STJ determina aprovação de moradores para aluguel por Airbnb em condomínios residenciais

Locação por plataformas digitais em condomínios exige aval coletivo conforme decisão do STJ

Por Fabrício Freitas
09/05/2026 às 22h59

Ministra Nancy Andrighi relatora da decisão sobre aluguel por Airbnb em condomínios / Foto: Marcello Casal Jr/Agência Brasil/Arquivo

O Superior Tribunal de Justiça (STJ) definiu que a locação de imóveis residenciais por meio de plataformas digitais, como o Airbnb, depende da autorização do condomínio. Essa autorização deve ser obtida em assembleia com aprovação de pelo menos dois terços dos condôminos, estabelecendo um controle coletivo para o aluguel de curta duração.

A ministra Nancy Andrighi, relatora do processo, explicou que o aumento desse tipo de locação tem provocado maior rotatividade de pessoas nos edifícios, o que pode afetar a segurança e o sossego dos moradores.

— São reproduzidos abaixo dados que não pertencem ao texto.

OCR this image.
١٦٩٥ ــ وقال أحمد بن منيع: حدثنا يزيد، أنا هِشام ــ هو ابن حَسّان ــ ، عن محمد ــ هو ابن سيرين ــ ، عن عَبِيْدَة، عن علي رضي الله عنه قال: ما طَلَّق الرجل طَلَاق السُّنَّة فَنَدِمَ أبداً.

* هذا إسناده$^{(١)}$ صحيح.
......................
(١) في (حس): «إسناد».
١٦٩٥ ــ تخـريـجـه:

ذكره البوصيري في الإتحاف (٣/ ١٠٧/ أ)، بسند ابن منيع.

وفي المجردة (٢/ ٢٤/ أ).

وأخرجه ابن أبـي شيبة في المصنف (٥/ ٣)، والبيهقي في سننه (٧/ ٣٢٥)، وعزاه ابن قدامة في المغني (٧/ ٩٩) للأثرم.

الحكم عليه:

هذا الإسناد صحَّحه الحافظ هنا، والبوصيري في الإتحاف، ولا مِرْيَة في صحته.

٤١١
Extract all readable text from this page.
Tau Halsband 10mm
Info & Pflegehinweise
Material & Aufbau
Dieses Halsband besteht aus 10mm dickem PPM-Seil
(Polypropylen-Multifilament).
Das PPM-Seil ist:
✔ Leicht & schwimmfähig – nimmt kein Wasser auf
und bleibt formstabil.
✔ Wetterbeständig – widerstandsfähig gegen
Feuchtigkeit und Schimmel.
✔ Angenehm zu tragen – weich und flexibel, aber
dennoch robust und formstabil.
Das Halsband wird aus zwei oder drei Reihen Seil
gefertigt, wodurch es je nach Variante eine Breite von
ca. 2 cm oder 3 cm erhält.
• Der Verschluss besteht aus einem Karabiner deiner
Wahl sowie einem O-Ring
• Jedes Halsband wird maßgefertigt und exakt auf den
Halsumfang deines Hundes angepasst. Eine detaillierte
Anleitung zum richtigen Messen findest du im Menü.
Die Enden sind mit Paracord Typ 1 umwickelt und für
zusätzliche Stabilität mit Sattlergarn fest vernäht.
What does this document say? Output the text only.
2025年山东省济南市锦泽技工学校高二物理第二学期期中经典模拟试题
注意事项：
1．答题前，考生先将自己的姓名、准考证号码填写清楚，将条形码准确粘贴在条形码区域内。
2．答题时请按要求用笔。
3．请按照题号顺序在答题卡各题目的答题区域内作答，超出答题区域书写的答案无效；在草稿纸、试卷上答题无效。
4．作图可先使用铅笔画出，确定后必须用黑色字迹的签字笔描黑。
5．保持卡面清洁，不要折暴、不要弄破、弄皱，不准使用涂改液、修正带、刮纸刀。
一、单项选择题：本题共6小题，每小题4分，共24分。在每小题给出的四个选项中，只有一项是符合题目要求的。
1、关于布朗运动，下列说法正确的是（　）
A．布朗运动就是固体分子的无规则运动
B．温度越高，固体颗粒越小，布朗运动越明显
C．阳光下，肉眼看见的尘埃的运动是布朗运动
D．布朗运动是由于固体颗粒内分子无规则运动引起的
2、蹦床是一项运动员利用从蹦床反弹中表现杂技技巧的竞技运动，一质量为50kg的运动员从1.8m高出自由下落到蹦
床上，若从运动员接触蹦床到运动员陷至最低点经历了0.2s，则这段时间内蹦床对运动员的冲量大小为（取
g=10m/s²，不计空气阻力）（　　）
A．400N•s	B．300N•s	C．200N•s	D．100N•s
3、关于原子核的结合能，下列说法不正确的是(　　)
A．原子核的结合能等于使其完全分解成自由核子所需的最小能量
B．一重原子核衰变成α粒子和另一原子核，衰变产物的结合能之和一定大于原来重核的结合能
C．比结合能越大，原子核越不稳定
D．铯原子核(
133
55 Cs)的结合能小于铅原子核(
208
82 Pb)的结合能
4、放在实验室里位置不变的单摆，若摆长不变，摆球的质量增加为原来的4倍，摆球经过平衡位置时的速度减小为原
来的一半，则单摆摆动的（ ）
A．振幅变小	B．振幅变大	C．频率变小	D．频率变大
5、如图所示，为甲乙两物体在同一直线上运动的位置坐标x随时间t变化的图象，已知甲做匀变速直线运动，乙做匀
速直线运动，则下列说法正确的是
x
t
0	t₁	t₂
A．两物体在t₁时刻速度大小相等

O tribunal entendeu que a locação por plataformas digitais se aproxima de uma atividade comercial, diferenciando-se do aluguel residencial tradicional.

No Rio de Janeiro, que ocupa a sexta posição mundial em número de imóveis anunciados no Airbnb, há cerca de 36 mil unidades disponíveis para aluguel por temporada. Os anfitriões da cidade movimentaram aproximadamente R$ 1,7 bilhão em receitas, dentro de um mercado nacional estimado em R$ 18 bilhões.

A decisão do STJ altera a prática anterior, que permitia o aluguel por temporada sem necessidade de aprovação coletiva. A empresa Airbnb manifestou que a determinação contraria o direito de propriedade dos locadores. Proprietários e síndicos relataram diferentes experiências, com alguns condomínios já possuindo regras restritivas sobre o tema.

Especialistas em direito imobiliário recomendam a regulamentação do aluguel por temporada para garantir a convivência entre moradores e locadores. A decisão do STJ fundamenta-se em precedentes do Tribunal de Justiça e do Tribunal Regional Eleitoral, estabelecendo que a locação por plataformas digitais em condomínios deve respeitar a vontade da maioria dos condôminos.